Es war einmal und ist nicht mehr
Amüsante Anekdoten über längst ausgestorbene Berufe

Wer weiß schon, welche Abläufe die Arbeit eines Lithografen umfasste oder die eines Köhlers? Vollkommen unbekannt dürfte hingegen der längst verschwundene Beruf eines Fischbeinreißers oder der eines Ameislers sein. In ihrem kurzweiligen Buch „Von Kaffeeriechern, Abtrittanbietern und Fischbeinreißern. Berufe aus vergangenen Zeiten“ erläutern die Journalistin und Kulturwissenschaftlerin Michaela Vieser und die Illustratorin Irmela Schulz auf unterhaltsame Weise den Hintergrund und das Tätigkeitsfeld von 14 früheren, heute überwiegend in Vergessenheit geratenen Berufen. Einige davon haben sich bis zum Zweiten Weltkrieg gehalten.

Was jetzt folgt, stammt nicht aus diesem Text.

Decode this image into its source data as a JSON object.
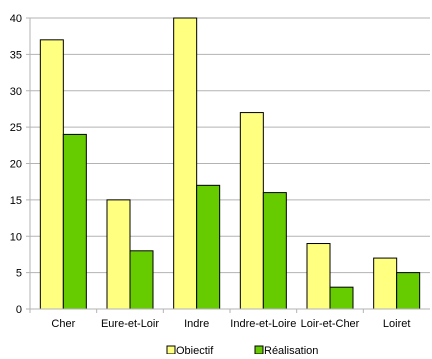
{
  "chart_data": {
    "type": "bar",
    "categories": [
      "Cher",
      "Eure-et-Loir",
      "Indre",
      "Indre-et-Loire",
      "Loir-et-Cher",
      "Loiret"
    ],
    "series": [
      {
        "name": "Objectif",
        "values": [
          37,
          15,
          40,
          27,
          9,
          7
        ],
        "color": "#ffff80"
      },
      {
        "name": "Réalisation",
        "values": [
          24,
          8,
          17,
          16,
          3,
          5
        ],
        "color": "#66cc00"
      }
    ],
    "yticks": [
      0,
      5,
      10,
      15,
      20,
      25,
      30,
      35,
      40
    ],
    "ylim": [
      0,
      40
    ],
    "grid": true,
    "legend": "bottom"
  }
}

Bei ihrer aufwendigen Recherche zu den untergegangenen Berufen verbrachten die beiden Autorinnen viel Zeit in Archiven sowie mit der Auswertung von Romanen und Gemälden. Das Ergebnis ist eine Sammlung von fundierten Einzelbeiträgen mit staunenswerten, oft vergnüglichen Aspekten, womit sich Einblicke in historische Lebenswelten ab der römischen Kaiserzeit eröffnen. Am Anfang jedes mehrere Seiten umfassenden Kapitels steht ein Steckbrief des betreffenden Berufes, beginnend mit einer kurz gefassten Erklärung, zum Beispiel für „Ameisler“: „Person, meist männlich, die Ameisenpuppen sammelte und sie als Vogelfutter oder Medizin verkaufte.“ Lobend erwähnt sei auch die farbenfroh und phantasievoll gestaltete Illustration mit einer doppelseitigen Abbildung für jedes Kapitel: Vor einem Hintergrund mit Auszügen aus zeitgenössischem, gedruck-tem Schrifttum hantieren die jeweiligen Berufsausübenden, seien es Lumpensammler, Wanderprediger, Bänkelsänger, Sesselträger oder eine Spreewälder Amme mit ihren besonderen Gerätschaften. Ein umfassendes Register erleichtert das gezielte Nachschlagen im Buch.

Das Vorwort verweist auf die große inhaltliche Bandbreite der ins Blickfeld geratenen Zusammenhänge: „Wie global auch früher schon gehandelt wurde, lässt sich … am Beispiel der Märbelpicker verdeutlichen; sie klopften in Thüringen Murmeln, die in den Seeschlachten eingesetzt wurden. So mancher Pirat wird geflucht haben über diese vertrackten Murmeln. Dass thüringische Märbel die Hauswände von Kolonialstädten schmückten, fand ich genauso wichtig wie die Gründe, warum die Thüringer überhaupt auf die Idee kamen, Murmeln zu produzieren“ (M. Vieser).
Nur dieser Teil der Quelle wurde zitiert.